2. A PRELIMINARY CRITICAL PROBLEM
Persius' unusually concentrated manner of expression gives rise to a fundamental critical problem that deserves immediate mention. It is necessary to decide which words in a satire are to be assigned to the poet himself and which to an imaginary interlocutor, whose intervention is not usually accompanied by any words of introduction. The objector in Persius is not a firmly delineated person as in some of Horace's satires or in a Platonic dialogue; he is a rhetorical mouthpiece for a postulated line of objection or a passing thought. The quick exchange between speaker and imaginary objector is characteristic of the kind of philosophical discourse often referred to as diatribe; this method of exposition, which is best exemplified by Epictetus, a pupil of Musonius, will have been familiar to Persius from his teacher Cornutus.27 Sudden and unprepared changes of speaker do not however seem to have troubled ancient readers, who encountered them particularly in comedy.28
3. THE PROLOGUE AND THE SATIRES
In a prologue of fourteen lines Persius declares scornfully that he has had no access to a hallowed source of inspiration and divine guidance; he contrasts himself with poets of a higher style, particularly Ennius.29 As one only half-initiated he brings his own verse to the traditions of Roman poetry (1-7).30 As for men's real motives in writing poetry:
quis expedivit psittaco suum ‘chaere’
picamque docuit verba nostra conari?
magister artis ingenique largitor
venter, negatas artifex sequi voces
(8-11)
(Who helped the parrot to his own ‘hallo’ and taught the magpie to try human speech? It was the belly, master of art and bestower of talent, virtuoso for imitating unnatural ways of expression.)31
Hope of patronage and remuneration turns a strident and obsequious imitator into a poet (or poetess) of the grand manner (12-14).

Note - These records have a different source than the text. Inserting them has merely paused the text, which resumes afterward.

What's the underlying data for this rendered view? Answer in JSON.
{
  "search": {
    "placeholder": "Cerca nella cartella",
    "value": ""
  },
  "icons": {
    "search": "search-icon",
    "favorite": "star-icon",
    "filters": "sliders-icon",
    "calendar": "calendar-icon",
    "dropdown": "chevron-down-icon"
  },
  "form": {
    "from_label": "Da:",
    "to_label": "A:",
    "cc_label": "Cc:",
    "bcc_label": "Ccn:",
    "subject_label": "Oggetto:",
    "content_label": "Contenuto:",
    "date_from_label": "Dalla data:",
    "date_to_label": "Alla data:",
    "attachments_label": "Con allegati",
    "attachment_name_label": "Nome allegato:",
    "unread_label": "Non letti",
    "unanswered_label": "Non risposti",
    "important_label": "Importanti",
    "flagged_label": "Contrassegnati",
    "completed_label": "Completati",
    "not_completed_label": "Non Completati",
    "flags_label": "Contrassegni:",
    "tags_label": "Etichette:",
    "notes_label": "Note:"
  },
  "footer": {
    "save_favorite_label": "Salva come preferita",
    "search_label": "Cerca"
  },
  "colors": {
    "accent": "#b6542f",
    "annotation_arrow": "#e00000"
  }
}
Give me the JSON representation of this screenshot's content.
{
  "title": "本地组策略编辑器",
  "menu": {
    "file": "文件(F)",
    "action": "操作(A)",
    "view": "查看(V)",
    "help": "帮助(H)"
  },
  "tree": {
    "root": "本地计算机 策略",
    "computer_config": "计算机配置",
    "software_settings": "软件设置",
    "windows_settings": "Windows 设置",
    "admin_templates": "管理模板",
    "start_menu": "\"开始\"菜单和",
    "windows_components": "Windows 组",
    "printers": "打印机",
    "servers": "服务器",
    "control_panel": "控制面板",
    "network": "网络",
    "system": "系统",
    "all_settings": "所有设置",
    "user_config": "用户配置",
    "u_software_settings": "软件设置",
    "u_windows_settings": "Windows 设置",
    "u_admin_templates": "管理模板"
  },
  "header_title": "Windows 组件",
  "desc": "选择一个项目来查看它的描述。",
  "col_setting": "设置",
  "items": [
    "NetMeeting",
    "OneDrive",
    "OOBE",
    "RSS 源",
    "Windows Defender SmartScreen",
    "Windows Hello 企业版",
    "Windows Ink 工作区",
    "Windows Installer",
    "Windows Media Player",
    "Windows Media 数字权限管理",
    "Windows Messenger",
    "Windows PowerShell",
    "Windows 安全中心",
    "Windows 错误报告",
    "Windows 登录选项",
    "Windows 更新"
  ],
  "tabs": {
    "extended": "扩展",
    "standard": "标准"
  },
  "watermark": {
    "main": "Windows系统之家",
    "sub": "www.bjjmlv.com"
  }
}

The theme of the pretentious and contemptible verse-making of Persius' contemporaries in contrast to his own modest satire is a foretaste of a main theme of Satire 1;32 much of what is expressed with brevity and allusiveness in the prologue is expanded in the poem that follows. The prologue is written in choliambic, the limping iambic metre, a verse form associated with sneering and also with scrounging; it occurs nowhere else in verse satire.33 The terse prologue in an unexpected metre makes an arresting introduction to the satires.
The theme of Satire 1 is the pretentious and disreputable literature of the day, which is contrasted with satire. The poem may properly be regarded as a dialogue and not a monologue with asides, for though the interlocutor is not a person like Horace's Teiresias who participates on equal terms, he is a constantly present entity.34 After initial sparring between the two35 the poet asserts that as Rome's standards are corrupt he must use his own criteria and so mock with impudent wit.36 Poetry in the grand manner that is recited in a seductive crooning voice panders to a degenerate audience with low taste (13-43).37 Although desire for popular esteem is a natural impulse the fashionable modern poetry is no more than an after-dinner entertainment (44-62).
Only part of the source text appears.